Projects

  • Now 2024 - Ongoing

    Convolutional Neural Network (from scratch in C++)

    github.com/madmax755/cnn-from-scratch

    Custom implementation of a Convolutional Neural Network (CNN) for image classification without ML libraries.

    Features:

    • Convolutional layers with configurable kernels
    • Pooling layers
    • Dense layers for classification
    • Tensor3D class for efficient 3D data handling
    • AdamW optimiser
    • Model serialisation (save/load functionality)

    Results:

    • Trained model on MNIST dataset (+augmentation) to achieve a 99.4% accuracy - see demo
  • Oct 2024 - Nov 2024

    Gated Recurrent Unit (GRU) Neural Network (from scratch in C++)

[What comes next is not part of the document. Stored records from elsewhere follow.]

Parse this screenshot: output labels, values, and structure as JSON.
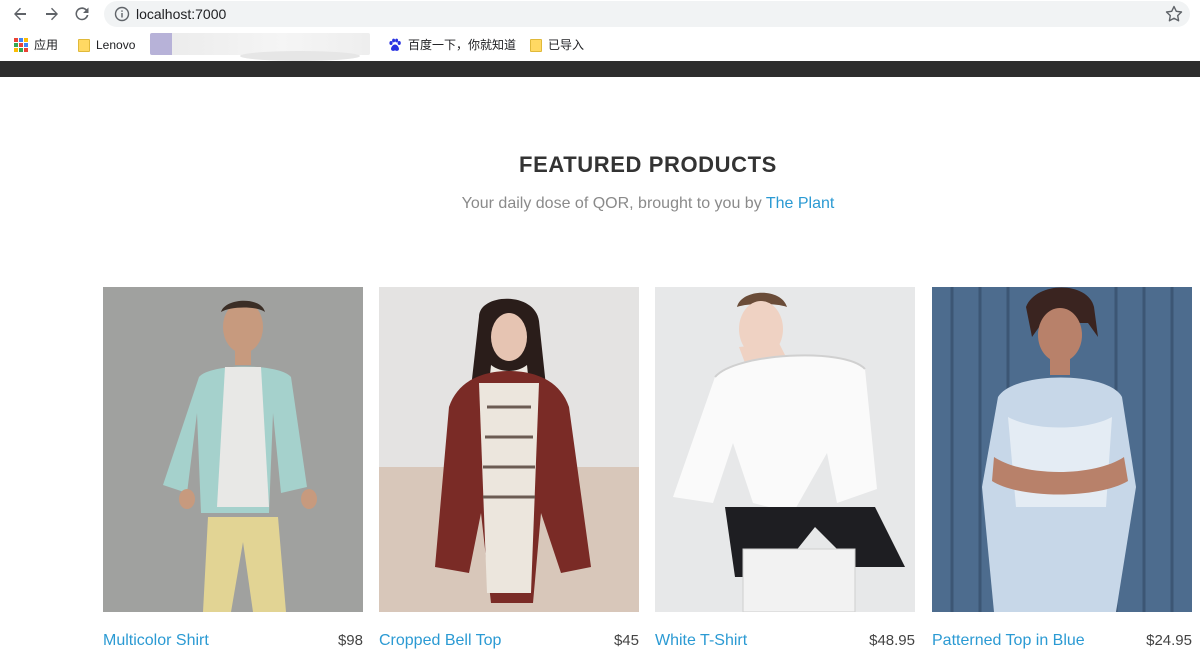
{
  "browser": {
    "url": "localhost:7000",
    "bookmarks": [
      {
        "label": "应用",
        "icon": "apps-icon"
      },
      {
        "label": "Lenovo",
        "icon": "folder-icon"
      },
      {
        "label": "百度一下，你就知道",
        "icon": "baidu-paw-icon"
      },
      {
        "label": "已导入",
        "icon": "folder-icon"
      }
    ]
  },
  "featured": {
    "title": "FEATURED PRODUCTS",
    "subtitle_prefix": "Your daily dose of QOR, brought to you by ",
    "subtitle_link": "The Plant"
  },
  "products": [
    {
      "name": "Multicolor Shirt",
      "price": "$98"
    },
    {
      "name": "Cropped Bell Top",
      "price": "$45"
    },
    {
      "name": "White T-Shirt",
      "price": "$48.95"
    },
    {
      "name": "Patterned Top in Blue",
      "price": "$24.95"
    }
  ],
  "colors": {
    "link": "#2b9ad3",
    "nav_bar": "#2d2d2d",
    "folder": "#ffd963"
  }
}
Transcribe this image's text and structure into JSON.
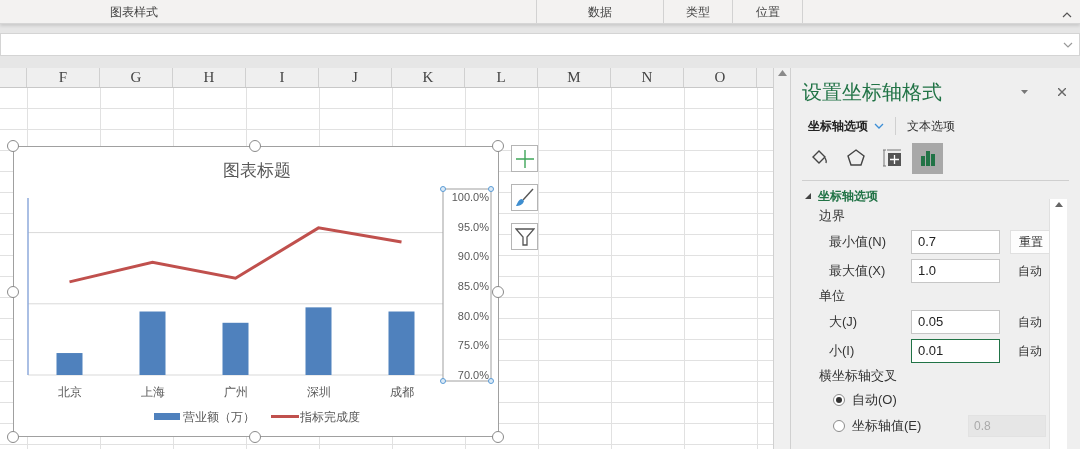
{
  "ribbon": {
    "groups": [
      "图表样式",
      "数据",
      "类型",
      "位置"
    ]
  },
  "columns": [
    "F",
    "G",
    "H",
    "I",
    "J",
    "K",
    "L",
    "M",
    "N",
    "O"
  ],
  "chart": {
    "chart_data": {
      "type": "bar",
      "title": "图表标题",
      "categories": [
        "北京",
        "上海",
        "广州",
        "深圳",
        "成都"
      ],
      "series": [
        {
          "name": "营业额（万）",
          "color": "#4f81bd",
          "values": [
            0.737,
            0.807,
            0.788,
            0.814,
            0.807
          ]
        },
        {
          "name": "指标完成度",
          "color": "#c0504d",
          "type": "line",
          "values": [
            0.857,
            0.89,
            0.863,
            0.948,
            0.924
          ]
        }
      ],
      "ylim": [
        0.7,
        1.0
      ],
      "legend": true,
      "ref_lines": [
        {
          "axis": "y",
          "value": 0.94
        },
        {
          "axis": "y",
          "value": 0.82
        }
      ],
      "yticks": [
        {
          "value": 1.0,
          "label": "100.0%"
        },
        {
          "value": 0.95,
          "label": "95.0%"
        },
        {
          "value": 0.9,
          "label": "90.0%"
        },
        {
          "value": 0.85,
          "label": "85.0%"
        },
        {
          "value": 0.8,
          "label": "80.0%"
        },
        {
          "value": 0.75,
          "label": "75.0%"
        },
        {
          "value": 0.7,
          "label": "70.0%"
        }
      ]
    }
  },
  "panel": {
    "title": "设置坐标轴格式",
    "tabs": [
      {
        "label": "坐标轴选项",
        "selected": true
      },
      {
        "label": "文本选项",
        "selected": false
      }
    ],
    "icon_tabs": [
      {
        "kind": "fill",
        "selected": false
      },
      {
        "kind": "effects",
        "selected": false
      },
      {
        "kind": "size",
        "selected": false
      },
      {
        "kind": "axis",
        "selected": true
      }
    ],
    "section": {
      "title": "坐标轴选项",
      "expanded": true
    },
    "rows": [
      {
        "kind": "heading",
        "label": "边界"
      },
      {
        "kind": "field",
        "label": "最小值(N)",
        "value": "0.7",
        "button": "重置"
      },
      {
        "kind": "field",
        "label": "最大值(X)",
        "value": "1.0",
        "note": "自动"
      },
      {
        "kind": "heading",
        "label": "单位"
      },
      {
        "kind": "field",
        "label": "大(J)",
        "value": "0.05",
        "note": "自动"
      },
      {
        "kind": "field",
        "label": "小(I)",
        "value": "0.01",
        "note": "自动",
        "focused": true
      },
      {
        "kind": "heading",
        "label": "横坐标轴交叉"
      },
      {
        "kind": "radio",
        "label": "自动(O)",
        "selected": true
      },
      {
        "kind": "radio",
        "label": "坐标轴值(E)",
        "selected": false,
        "value": "0.8",
        "disabled": true
      }
    ]
  }
}
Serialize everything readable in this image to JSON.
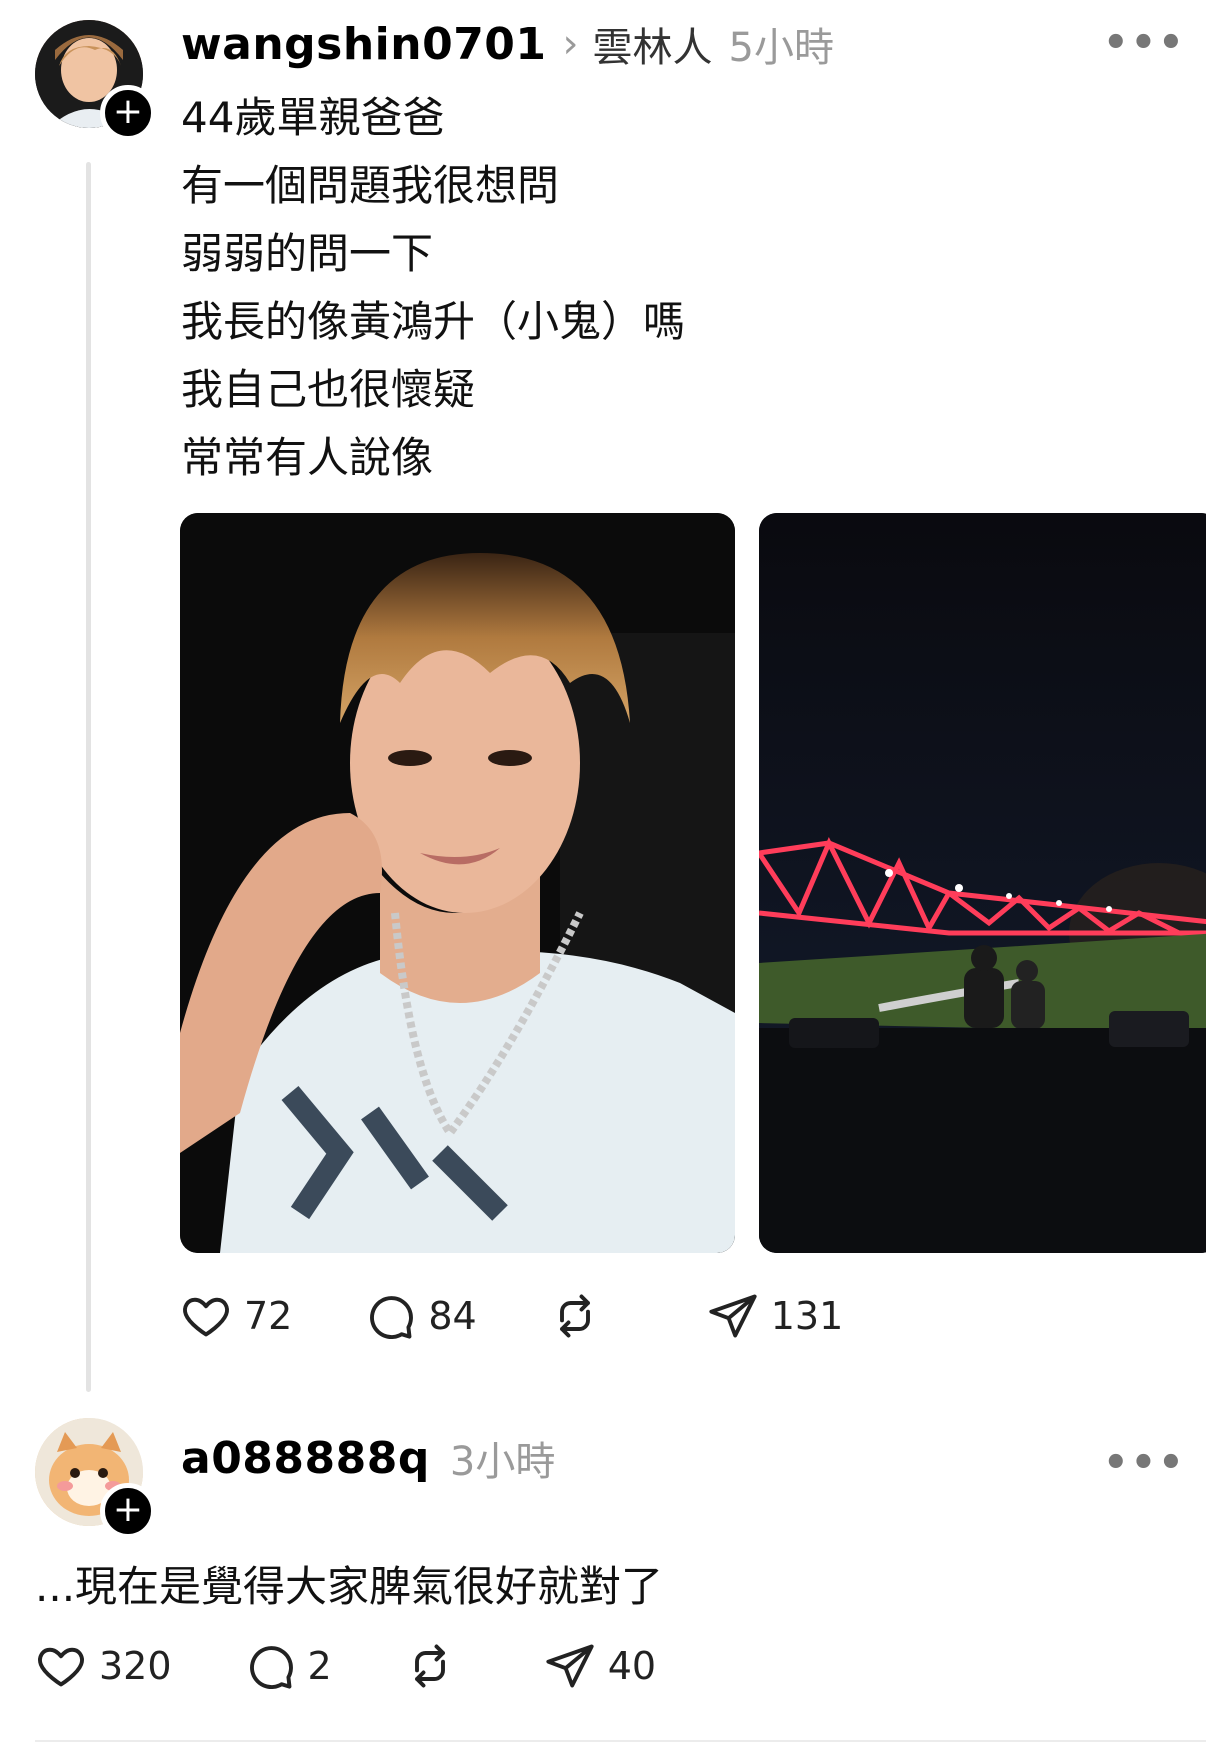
{
  "post": {
    "username": "wangshin0701",
    "separator": "›",
    "location": "雲林人",
    "time": "5小時",
    "more": "•••",
    "lines": [
      "44歲單親爸爸",
      "有一個問題我很想問",
      "弱弱的問一下",
      "我長的像黃鴻升（小鬼）嗎",
      "我自己也很懷疑",
      "常常有人說像"
    ],
    "stats": {
      "likes": "72",
      "comments": "84",
      "shares": "131"
    }
  },
  "reply": {
    "username": "a088888q",
    "time": "3小時",
    "more": "•••",
    "text": "...現在是覺得大家脾氣很好就對了",
    "stats": {
      "likes": "320",
      "comments": "2",
      "shares": "40"
    }
  },
  "icons": {
    "like": "heart-icon",
    "comment": "comment-icon",
    "repost": "repost-icon",
    "share": "send-icon",
    "follow": "plus-icon"
  }
}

    github.com/madmax755/gru-from-scratch

    Custom implementation of Gated Recurrent Unit (GRU) architecture for time series sequence processing without ML libraries.

    Features:

    • GRU cell implementation with MLP output layers
    • Configurable input, hidden, and output dimensions
    • AdamW optimiser
    • Financial metrics for stock prediction (profit/loss, directional accuracy)

    Results:

    • See demo to reveal the models strength and weaknesses on a sentiment analysis task
  • Sep 2024 - Oct 2024

    Feedforward Neural Network (from scratch in C++)

    github.com/madmax755/mlp-from-scratch

    Custom implementation of a feedforward MLP neural network without external ML libraries.

    Features:

    • Flexible network topology with configurable layer sizes
    • Multiple activation functions (ReLU, Sigmoid, Softmax)
    • Advanced optimisers (SGD, SGD+Momentum, NAG, Adam, AdamW)
    • Multi-threaded training for improved performance
    • Model serialisation (save/load functionality)
    • Evaluation metrics (accuracy, precision, recall, F1 score)

    Results:

    • Acheived 91% peak accuracy on a large-scale handwritten digit classification dataset (MNIST).
  • Sep 2024 - Ongoing

    Stock Price Predictor

    github.com/madmax755/stock-price-prediction-model

    • Engineered a comprehensive quantitative stock prediction model, processing 5+ years of daily price data for multiple stocks using Python, pandas, and scikit-learn.

    • Incorporated technical indicators (e.g., MACD, RSI, Bollinger Bands) and macroeconomic factors to capture complex market dynamics.

    • Applied statistical methods including VIF analysis and regularization techniques (Ridge, Lasso) to mitigate multicollinearity and prevent overfitting, redusing MSE by 41% over baseline models.

  • Aug 2024 - Ongoing

    Self-hosted Web Server

    maxkendall.com

    • Created portfolio, minesweeper, and personal todo-list websites, self-hosted on a Raspberry Pi Zero W using Nginx as a reverse proxy and the cloudflare API to handle dynamic DNS allocation.

    • Used HTML, JavaScript, and CSS to create responsive, mobile-friendly user interfaces.